The church also takes its role in the community seriously, Anderson adds. “They might not be the richest congregation in town, but in terms of vitality and activity in the community, by deploying the outreach activities they have there, they have made a further contribution toward improving life and health in the community.”
Li, the senior pastor, has watched the church grow and has seen DeYmaz mature as a leader along the way.
“I would say he definitely has evolved a lot over the past 15 years,” Li says. “When I first got here, he was young and inexperienced in terms of adult leadership. He was probably a little on the brash side, initially. He’s the one who has had to change the most over the past 15 years … he’s definitely one of my closest friends and the guy that has the eye to see who people can become.”

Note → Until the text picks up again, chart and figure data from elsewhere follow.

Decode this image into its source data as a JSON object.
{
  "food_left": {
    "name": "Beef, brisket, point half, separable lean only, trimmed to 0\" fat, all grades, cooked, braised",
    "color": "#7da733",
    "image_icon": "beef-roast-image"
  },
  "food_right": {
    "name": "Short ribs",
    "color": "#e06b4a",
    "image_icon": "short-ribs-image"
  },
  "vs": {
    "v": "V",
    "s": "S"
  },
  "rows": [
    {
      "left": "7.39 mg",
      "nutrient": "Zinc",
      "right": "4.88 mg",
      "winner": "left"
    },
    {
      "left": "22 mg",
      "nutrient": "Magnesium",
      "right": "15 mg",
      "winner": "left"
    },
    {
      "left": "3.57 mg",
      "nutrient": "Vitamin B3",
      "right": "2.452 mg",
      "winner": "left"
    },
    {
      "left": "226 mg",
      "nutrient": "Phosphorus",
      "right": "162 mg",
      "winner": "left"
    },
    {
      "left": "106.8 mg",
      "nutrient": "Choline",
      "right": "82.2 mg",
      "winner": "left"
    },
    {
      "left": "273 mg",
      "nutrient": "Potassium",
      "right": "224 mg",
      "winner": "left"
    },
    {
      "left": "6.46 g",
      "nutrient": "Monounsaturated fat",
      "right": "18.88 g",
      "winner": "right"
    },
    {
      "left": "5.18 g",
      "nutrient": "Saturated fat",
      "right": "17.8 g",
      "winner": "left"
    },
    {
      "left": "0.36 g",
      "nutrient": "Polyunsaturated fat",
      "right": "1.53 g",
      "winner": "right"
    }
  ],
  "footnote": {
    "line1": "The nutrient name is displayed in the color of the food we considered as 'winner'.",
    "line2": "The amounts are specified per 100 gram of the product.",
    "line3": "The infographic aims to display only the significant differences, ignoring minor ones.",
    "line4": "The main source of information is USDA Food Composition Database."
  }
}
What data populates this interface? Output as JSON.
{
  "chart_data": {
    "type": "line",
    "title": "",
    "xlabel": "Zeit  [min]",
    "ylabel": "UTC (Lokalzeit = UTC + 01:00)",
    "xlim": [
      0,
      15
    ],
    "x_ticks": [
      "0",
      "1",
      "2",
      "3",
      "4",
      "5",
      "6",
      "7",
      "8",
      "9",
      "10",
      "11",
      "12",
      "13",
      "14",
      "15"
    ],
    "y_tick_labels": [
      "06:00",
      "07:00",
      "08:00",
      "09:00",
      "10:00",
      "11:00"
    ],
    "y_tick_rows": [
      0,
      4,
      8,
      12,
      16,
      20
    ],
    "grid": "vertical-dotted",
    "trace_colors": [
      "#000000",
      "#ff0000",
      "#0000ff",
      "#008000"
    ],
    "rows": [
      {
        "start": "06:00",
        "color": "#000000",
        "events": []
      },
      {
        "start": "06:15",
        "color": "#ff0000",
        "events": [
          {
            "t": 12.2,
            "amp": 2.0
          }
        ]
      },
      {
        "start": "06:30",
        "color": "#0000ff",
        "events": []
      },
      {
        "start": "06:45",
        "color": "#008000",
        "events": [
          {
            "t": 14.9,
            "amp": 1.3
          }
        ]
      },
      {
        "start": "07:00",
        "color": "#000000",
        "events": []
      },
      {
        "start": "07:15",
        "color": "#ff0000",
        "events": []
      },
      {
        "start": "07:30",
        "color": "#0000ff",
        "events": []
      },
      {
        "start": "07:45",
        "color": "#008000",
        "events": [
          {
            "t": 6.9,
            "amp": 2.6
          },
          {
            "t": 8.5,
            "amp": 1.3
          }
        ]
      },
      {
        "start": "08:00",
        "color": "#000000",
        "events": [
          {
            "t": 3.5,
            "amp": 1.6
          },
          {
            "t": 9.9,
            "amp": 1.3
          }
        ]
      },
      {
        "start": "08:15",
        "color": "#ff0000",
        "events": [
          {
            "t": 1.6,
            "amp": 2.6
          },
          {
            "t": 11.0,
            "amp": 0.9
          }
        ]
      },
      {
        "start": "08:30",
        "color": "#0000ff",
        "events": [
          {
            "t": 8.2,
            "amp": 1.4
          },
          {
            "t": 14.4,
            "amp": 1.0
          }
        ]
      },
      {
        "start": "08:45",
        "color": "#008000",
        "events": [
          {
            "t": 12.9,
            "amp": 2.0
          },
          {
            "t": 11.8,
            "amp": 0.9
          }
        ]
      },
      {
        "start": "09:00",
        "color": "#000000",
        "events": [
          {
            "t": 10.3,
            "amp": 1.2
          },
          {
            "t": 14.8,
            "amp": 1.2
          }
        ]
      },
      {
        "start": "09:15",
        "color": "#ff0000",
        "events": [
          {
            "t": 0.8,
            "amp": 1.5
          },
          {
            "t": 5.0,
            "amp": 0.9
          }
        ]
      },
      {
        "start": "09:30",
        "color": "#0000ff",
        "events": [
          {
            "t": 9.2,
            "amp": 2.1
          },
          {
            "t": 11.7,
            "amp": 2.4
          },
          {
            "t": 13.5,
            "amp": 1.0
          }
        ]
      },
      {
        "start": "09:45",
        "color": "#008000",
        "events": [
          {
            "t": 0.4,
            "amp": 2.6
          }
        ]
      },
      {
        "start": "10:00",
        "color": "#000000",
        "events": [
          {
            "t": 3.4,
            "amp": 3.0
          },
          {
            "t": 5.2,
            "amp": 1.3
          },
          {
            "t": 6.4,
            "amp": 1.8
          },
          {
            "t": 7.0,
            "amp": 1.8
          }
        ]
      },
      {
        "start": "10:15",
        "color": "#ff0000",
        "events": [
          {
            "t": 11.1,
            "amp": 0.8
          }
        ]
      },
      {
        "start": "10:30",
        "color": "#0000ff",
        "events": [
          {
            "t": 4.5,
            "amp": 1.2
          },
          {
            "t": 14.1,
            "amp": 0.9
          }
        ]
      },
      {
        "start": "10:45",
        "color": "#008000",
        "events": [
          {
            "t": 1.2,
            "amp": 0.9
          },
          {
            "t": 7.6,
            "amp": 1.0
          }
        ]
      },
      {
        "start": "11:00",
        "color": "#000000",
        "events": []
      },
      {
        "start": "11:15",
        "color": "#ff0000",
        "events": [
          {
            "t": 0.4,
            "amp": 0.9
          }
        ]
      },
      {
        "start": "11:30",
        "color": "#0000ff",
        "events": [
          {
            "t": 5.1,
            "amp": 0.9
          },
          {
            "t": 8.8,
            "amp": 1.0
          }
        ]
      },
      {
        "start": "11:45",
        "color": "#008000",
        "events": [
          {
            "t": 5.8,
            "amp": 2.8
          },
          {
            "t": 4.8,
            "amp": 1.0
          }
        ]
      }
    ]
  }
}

DeYmaz has written six books on multi-ethnic churches, with his latest, Disruption: Re-purposing the Church to Redeem the Community, to be published in March. Much of his time is now spent spreading the Mosaic word nationally and internationally.
In 2004, he co-founded Mosaix Global Network with Dr. George Yancey, a sociologist with the University of North Texas, and oversees the triennial National Multi-Ethnic Church Conference. Mosaic has also expanded with churches in Conway and Durham, N.C.
It’s not the easiest work, raising a multi-ethnic and diverse church like this, but it is crucial, DeYmaz says.
“This is, in my opinion, the single greatest thing God is going to do in the 21st century. He’s going to integrate the church, because we cannot continue to preach a message of God’s love for all people, and be believed and credible, from segregated churches,” DeYmaz says.
“Jesus said, ‘On Earth as it is in heaven.’ Then why are we segregated? That’s the mantra that launched this movement. If the kingdom of God isn’t segregated, why is the local church?”